Ook Joh. Swammerdam (1637-1680) was een microscopist van naam. Hij paste de vaatinjectie bij de ontleedkundige oefeningen toe en is ook werkzaam geweest op pathologisch-anatomisch gebied (breuk). Zoveel namen, zoveel ontdekkingen. Reinier de Graaf (1641-1673) construeerde de vaatinjectiespuit, legde de pancreas- en speekselfistel aan om het pancreassap en speeksel te onderzoeken en beschreef de naar hem genoemde follikels.

Ook werd het anatomisch praeparaat handelsobject. Frederik Ruysch te Amsterdam verkocht zijn verzameling voor ƒ30 000 aan tsaar Peter de Grote. Een bekend anatomengeslacht was dat der Bartholini te Kopenhagen, van welke vooral Thomas (1616-1680) als schrijver van een leerboek en als een der ontdekkers van de ductus thoracicus en de watervaten bekend is. Schrijver van een beroemde anatomische atlas was Govert Bidloo (1649-1713). De atlas verscheen in drie talen en William Cowper pleegde plagiaat, toen hij hem opnieuw in het Engels uitgaf. Er scheen zeer veel behoefte te zijn aan anatomische plaatwerken, want in 1747 gaf de Leidse hoogleraar B. S.

Albinus
(1697-1770) een volgens een eigen projectiemethode getekende atlas uit. In zijn tijd kwam ook de driekleuren druk (Jan Ladmiral) op. Ook Petrus Camper (1722-1789) neemt een vooraanstaande plaats in op anatomisch gebied . De tijd der grote ontdekkingen was voorbij en men legde zich voornamelijk toe op het maken van uitvoerige praeparaten, door inspuiting verkregen, en op het maken van afgietsels in was. In Italië was de ontleedkunde, evenals in Nederland, tot grote bloei gekomen. A. Valsalva (1666-1723), M. Malpighi (1628-1694) en G.

B. Morgagni
(1682-1771) gingen stelselmatig de pathologische veranderingen na, die zich bij ziekten voordeden. Daarnaast waren zij ervaren anatomen. In het eind der 18de en het begin der 19de eeuw kwam het microscopisch onderzoek in zwang. Het gelukte aan M. J.

Schleiden
(1804-1881, zie ook blz. 360) de plantaardige cel te ontdekken, Th.
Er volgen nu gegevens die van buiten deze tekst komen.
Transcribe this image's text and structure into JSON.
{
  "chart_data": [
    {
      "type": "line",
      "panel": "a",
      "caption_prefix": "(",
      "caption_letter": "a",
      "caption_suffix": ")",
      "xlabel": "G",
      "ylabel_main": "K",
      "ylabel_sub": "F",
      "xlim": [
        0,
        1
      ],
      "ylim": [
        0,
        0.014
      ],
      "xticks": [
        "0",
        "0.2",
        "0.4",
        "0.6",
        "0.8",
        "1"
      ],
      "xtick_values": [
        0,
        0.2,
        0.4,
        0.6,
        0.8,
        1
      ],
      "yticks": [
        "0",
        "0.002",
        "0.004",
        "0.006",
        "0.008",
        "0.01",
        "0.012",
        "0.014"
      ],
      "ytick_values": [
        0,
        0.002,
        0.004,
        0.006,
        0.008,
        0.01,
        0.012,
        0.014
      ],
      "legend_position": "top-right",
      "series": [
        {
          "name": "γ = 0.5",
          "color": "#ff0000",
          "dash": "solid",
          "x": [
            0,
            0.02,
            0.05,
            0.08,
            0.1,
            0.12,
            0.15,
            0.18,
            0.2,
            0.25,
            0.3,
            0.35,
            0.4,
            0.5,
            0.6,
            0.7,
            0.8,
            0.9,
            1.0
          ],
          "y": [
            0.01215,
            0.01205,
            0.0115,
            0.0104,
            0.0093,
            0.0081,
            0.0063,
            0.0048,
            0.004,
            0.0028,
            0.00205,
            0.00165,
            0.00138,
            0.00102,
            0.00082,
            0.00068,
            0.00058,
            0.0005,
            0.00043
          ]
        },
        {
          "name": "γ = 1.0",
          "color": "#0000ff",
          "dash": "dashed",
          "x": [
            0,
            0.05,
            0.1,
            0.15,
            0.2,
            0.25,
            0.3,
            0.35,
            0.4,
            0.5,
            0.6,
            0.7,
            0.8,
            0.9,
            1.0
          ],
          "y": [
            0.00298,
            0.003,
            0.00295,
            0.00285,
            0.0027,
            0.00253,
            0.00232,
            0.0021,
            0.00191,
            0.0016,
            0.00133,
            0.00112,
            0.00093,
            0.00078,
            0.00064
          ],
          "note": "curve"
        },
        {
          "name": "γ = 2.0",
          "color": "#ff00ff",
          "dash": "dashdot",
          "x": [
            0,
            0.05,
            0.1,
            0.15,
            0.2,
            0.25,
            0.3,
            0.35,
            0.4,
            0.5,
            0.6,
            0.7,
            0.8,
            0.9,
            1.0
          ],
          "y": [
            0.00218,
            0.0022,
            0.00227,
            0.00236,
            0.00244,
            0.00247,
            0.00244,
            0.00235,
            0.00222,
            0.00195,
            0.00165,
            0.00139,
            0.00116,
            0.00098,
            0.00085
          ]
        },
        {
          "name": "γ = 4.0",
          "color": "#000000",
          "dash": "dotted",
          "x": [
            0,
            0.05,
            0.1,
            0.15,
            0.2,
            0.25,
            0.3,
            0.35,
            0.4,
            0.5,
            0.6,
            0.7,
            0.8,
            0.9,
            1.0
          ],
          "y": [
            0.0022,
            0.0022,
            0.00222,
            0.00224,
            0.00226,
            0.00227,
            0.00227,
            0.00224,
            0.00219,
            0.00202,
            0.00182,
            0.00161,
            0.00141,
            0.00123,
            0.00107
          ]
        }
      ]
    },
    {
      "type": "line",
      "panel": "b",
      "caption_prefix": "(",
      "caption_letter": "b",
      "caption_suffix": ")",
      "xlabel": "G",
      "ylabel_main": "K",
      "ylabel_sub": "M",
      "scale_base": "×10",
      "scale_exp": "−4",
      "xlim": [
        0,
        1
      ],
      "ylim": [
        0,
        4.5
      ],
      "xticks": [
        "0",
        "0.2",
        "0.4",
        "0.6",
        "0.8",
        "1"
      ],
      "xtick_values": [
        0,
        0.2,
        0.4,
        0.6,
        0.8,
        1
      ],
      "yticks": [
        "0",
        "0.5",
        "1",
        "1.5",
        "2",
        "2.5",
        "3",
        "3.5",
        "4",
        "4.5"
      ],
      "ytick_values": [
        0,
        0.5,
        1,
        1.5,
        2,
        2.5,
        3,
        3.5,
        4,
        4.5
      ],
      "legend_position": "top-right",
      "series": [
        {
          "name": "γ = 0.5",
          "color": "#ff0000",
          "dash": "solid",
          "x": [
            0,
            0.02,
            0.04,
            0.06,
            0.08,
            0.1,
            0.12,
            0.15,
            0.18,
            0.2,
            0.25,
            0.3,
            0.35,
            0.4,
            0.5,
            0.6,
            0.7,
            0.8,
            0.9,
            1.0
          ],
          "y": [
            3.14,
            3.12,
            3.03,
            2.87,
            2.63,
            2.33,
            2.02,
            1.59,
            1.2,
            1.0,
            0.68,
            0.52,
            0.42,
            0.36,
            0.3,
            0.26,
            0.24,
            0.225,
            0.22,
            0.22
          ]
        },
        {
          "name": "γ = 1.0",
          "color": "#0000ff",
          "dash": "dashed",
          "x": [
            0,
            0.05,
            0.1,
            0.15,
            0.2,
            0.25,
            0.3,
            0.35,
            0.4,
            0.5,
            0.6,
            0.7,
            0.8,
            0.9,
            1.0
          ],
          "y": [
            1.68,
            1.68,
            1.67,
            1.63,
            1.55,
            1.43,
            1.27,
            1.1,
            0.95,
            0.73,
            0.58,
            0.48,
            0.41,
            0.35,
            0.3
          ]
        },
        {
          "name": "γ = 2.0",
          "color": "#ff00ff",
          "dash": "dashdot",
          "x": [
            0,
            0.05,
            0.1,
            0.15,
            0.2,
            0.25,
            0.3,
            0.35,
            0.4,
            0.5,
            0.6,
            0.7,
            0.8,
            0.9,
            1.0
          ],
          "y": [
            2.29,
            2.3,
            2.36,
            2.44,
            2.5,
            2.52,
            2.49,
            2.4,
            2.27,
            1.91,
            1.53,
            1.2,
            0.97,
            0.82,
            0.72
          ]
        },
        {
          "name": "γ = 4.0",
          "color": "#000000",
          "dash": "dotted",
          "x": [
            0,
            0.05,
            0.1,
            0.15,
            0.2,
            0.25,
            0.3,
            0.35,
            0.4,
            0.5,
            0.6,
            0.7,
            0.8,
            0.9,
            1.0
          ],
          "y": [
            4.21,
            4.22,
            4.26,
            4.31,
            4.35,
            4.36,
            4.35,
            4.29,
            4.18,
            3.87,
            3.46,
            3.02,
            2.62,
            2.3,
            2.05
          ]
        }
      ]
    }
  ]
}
Schwann (1810-1881) bereikte dit voor de dierlijke cel. Een opgewekt wetenschappelijk leven, dat men in die tijd niet verwacht zou hebben, vond plaats. Het opkomend tijdschriften- en congreswezen speelde hierbij een rol. Een der grootsten was Rudolf Rudolf Virchow (1821-1902). Hij is de laatste systeembouwer, want hij gaat uit van de voornaamste ontdekking van zijn tijd: de cel.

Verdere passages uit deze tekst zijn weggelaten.